— Конечно, — сказал Бровман. С сумасшедшими никогда нельзя спорить.
— Ну вот, — сказала женщина. — У него все хорошо, я ему написала, он ответил. Его выпустили, и я к нему возвращаюсь. А вы идите себе, я ничего от вас взять не могу, вы лишены того содержания, которое меня может заинтересовать. Не смотрите на меня в таком удивлении, я долго жила с научным работником, я, может быть, сама научный работник. Хотите, фокус покажу?
Бровман представил, какой это может быть фокус, и, подергивая плечами от холода, поспешил
11.
В первый же год войны шарашку Антонова эвакуировали в Омск, в условия далеко не комфортные, но безопасные. В марте сорок второго года их повезли в баню, и Сцилларда там забыли. В этом не было ничего удивительного, присматривали за ними плохо, Карл Сциллард, в отличие от американского брата, был не особенно ценный кадр, жизнь в Омске у них была почти вольная, а прапорщик, который возил их в этот день мыться, был вообще рохля; кроме того, Сциллард научился за эти годы быть почти невидимым, его и коллеги не очень замечали. Он постоянно был поглощен мыслями о жене и дочери, мысленно вызывал их, пытался установить контакт. Он ничего не знал о них с начала войны.
Оставшись во дворе бани один, он растерялся. Он и до этого был мрачно-растерян, потому что в бане посмотрел вдруг на свое тело, которого прежде как-то не замечал, и увидел, что оно уже стариковское, что он тщедушен и сам себе противен. И Сциллард задумался о своей задаром прошедшей жизни, в которой он не совершил никаких научных подвигов и вполне мог быть счастлив с женой, которую любил действительно; ну не всем же быть научными гениями, некоторые могут быть посредственными математиками, тихими мещанами. Он потому и сбежал в СССР, что здесь, казалось ему, можно посильно участвовать в строительстве нормального общества. Но общества никакого не получилось, жизнь его была сломана, а семья безнадежно утрачена, хотя надежда, разумеется, умирает последней. Сам Сциллард был венгр, а жена у него была русская, и он надеялся, что свои как-нибудь не дадут ей пропасть. Он стоял во дворе бани среди омского марта, похожего на московский январь, и прикидывал, как ему добираться до завода, где они жили и работали. Он примерно представлял этот завод, улицу Куйбышева, но у него не было ни денег, ни документов, вообще никаких доказательств его бытия. Идти через центр он боялся, здесь его приметил бы первый же постовой. И Сциллард решил как-нибудь доползти по окраинам — он давно не передвигался без охраны, панически боялся просто идти по улицам чужого города, которого вдобавок не знал.

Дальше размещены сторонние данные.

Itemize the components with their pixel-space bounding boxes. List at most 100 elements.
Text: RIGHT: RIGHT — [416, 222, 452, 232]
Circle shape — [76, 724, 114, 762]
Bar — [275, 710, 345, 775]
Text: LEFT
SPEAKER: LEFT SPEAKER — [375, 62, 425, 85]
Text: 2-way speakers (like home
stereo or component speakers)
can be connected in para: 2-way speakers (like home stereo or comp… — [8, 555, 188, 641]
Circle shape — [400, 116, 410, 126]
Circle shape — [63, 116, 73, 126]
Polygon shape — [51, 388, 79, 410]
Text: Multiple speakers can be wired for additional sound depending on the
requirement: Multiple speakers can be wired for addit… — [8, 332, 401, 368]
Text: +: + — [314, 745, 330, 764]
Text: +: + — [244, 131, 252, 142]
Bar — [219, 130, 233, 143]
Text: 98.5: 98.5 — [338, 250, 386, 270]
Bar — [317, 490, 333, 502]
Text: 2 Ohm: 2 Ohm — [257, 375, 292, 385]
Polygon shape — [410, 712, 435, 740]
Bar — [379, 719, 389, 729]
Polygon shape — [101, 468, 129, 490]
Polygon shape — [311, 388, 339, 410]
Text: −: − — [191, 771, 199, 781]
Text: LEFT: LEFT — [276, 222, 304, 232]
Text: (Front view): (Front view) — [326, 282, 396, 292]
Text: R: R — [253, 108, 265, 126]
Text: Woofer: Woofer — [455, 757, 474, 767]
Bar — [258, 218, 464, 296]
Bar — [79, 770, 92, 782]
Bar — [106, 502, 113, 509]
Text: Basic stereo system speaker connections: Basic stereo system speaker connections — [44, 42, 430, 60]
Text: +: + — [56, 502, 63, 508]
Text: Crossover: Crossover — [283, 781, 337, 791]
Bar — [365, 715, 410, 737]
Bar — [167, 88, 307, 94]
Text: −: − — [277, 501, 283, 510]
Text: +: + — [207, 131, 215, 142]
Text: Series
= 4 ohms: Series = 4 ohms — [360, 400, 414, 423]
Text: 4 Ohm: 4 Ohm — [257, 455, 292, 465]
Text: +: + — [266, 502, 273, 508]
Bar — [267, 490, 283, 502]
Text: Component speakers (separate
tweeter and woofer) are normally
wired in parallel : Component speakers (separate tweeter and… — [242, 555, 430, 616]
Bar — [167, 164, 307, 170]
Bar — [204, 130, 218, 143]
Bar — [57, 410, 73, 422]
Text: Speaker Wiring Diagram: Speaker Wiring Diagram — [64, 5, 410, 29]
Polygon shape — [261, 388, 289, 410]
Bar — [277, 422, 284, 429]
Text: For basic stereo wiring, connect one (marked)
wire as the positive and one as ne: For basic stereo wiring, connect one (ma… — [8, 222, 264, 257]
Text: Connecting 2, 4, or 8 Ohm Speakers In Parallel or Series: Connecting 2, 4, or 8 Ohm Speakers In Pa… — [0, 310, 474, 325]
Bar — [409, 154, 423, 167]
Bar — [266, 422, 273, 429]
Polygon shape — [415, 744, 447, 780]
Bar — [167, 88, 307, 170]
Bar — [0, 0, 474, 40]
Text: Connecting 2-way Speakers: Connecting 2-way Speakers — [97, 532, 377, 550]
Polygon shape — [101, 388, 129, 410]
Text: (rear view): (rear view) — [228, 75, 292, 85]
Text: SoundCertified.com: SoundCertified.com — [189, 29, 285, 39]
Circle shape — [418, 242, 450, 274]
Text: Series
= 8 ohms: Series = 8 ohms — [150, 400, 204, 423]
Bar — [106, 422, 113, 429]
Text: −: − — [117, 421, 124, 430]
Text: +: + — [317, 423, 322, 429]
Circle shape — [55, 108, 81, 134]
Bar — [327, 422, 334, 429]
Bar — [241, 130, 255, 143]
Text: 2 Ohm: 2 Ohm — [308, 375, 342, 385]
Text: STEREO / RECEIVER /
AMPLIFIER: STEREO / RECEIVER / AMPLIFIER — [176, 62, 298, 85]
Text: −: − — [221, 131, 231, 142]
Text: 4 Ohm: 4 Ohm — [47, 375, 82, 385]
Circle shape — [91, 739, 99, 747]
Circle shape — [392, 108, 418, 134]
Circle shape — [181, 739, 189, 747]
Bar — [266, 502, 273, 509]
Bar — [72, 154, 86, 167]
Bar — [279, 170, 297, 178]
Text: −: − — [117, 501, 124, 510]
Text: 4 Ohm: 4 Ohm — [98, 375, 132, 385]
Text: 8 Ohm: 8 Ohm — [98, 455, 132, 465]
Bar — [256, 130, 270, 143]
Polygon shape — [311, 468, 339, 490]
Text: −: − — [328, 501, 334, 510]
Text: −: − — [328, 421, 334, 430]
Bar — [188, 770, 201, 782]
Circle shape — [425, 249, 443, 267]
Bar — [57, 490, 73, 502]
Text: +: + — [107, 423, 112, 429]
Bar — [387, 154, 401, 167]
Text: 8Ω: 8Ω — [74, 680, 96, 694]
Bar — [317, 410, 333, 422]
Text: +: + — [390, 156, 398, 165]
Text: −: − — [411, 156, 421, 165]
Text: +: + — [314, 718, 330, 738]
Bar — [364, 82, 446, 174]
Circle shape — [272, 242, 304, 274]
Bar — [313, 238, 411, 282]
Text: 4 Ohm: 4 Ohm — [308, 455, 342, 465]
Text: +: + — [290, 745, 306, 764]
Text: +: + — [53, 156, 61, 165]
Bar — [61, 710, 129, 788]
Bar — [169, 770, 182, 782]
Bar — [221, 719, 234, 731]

Окраины Омска были темны, безлюдны, барачны. Сциллард шел и оглядывался, сунув руки в карманы. Хотелось курить, но закурить он почему-то боялся. Ему представлялось, что курение на улице без команды может выглядеть вызывающе. Кроме того, его самовольная отлучка — которую, конечно, поставят в вину ему, а не прапорщику — могла выглядеть побегом, по военному времени это был конец, не спасла бы никакая шарашка, в которой от него вдобавок было мало толку. СцилларД бы, конечно, полз, если бы ползущий человек не привлекал дополнительного внимания. Чтобы чувствовать себя чуть храбрее, он стал повторять стихотворение одного забытого венгерского поэта; он вообще редко вспоминал родной язык, но теперь, в обстоятельствах совершенно невыразимых, именно этот язык стал его последней опорой.
По-русски это было примерно так. Под лунным светом брожу я по лесу. Зубы стучат. Насвистываю. Позади меня идет десятисаженный добрый князь Тишины. И горе мне, если я обернусь. О, горе мне. Замолчи я или обрати я свой взор вверх, вверх на луну — вскрик, хруст. Добрый князь Тишины сделает большой шаг и растопчет меня.